It was reported a few days ago that U.S. middle class family incomes are now falling behind their counterparts in Canada, and Europe is gaining. Here is an example from a report by CBS News:
“While the report confirms what many Americans feel every day when they check their bank accounts — that they’re barely treading water — the eye-opener is how far the U.S. consumer has fallen when compared with other countries. Median per capita income in the U.S. has barely budged since 2000, while Canadians have seen their median income jump 20 percent.”
And what does the financial media attribute this declining income to, especially in a country that now enjoys some of the cheapest energy prices in the world? Pundits listed low minimum wages, recession recovery rates, income disparities between the rich and poor, educational attainment, and government policies for income redistribution in other countries, among others.
Not one story I read mentioned the cost of healthcare.
This continued disconnect between this huge anchor on the American non-healthcare economy and the media’s lack of attention to the issue continues to baffle me. Is this really such a difficult concept to grasp?

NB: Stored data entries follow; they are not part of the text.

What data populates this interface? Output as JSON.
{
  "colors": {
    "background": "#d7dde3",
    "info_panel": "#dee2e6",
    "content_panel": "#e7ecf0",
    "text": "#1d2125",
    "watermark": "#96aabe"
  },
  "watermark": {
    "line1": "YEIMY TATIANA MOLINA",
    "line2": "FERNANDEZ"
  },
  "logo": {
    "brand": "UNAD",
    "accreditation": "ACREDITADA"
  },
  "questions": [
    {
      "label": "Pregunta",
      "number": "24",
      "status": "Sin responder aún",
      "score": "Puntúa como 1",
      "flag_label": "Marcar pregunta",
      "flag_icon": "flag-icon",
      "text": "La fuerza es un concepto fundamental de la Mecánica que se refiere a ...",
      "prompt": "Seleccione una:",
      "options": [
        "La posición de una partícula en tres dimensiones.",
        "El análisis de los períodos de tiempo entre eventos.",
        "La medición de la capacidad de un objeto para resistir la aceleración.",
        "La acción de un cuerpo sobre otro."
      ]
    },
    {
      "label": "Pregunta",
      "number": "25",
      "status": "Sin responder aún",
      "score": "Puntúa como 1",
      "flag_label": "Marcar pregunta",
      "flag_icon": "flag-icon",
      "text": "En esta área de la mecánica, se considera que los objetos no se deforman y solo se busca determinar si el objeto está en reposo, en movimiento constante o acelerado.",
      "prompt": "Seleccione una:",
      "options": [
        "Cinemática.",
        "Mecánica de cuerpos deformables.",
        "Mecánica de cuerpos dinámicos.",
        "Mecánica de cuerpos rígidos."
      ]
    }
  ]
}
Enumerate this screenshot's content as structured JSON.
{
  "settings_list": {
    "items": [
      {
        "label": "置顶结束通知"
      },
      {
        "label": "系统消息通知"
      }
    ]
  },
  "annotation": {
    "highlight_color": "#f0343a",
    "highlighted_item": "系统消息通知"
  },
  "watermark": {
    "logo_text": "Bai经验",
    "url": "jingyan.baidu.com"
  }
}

A study by the Rand Corporation published in Health Affairs calculated that over the past decade the rise in the cost of healthcare held wages essentially flat, because all productivity gains realized by American workers were sucked into the healthcare industry instead of going into their pockets as wages. My study with Jennifer DeVoe, MD, DPhil calculated that if healthcare costs had just kept pace with the general inflation rate since the managed care era, average family incomes would be $8,400 greater in 2010.
The concept is simple. Employers have a certain amount of money they give to their employees each year. Some of it is income; some of it goes to benefits, which is mostly the cost of health insurance. When health insurance costs go up, wages come down. If we could just force our healthcare costs to be closer to European and Canadian levels, we would easily be the wealthiest large nation on earth across all income strata.
Of course, the problem is that we must fight the healthcare industry’s scare tactics to achieve this aim, which so far we have been unwilling to do.
How much do employers have to pay the government for each of their employees? And guaranteed the cost of those without social security numbers that get free health care in this country is just increasing…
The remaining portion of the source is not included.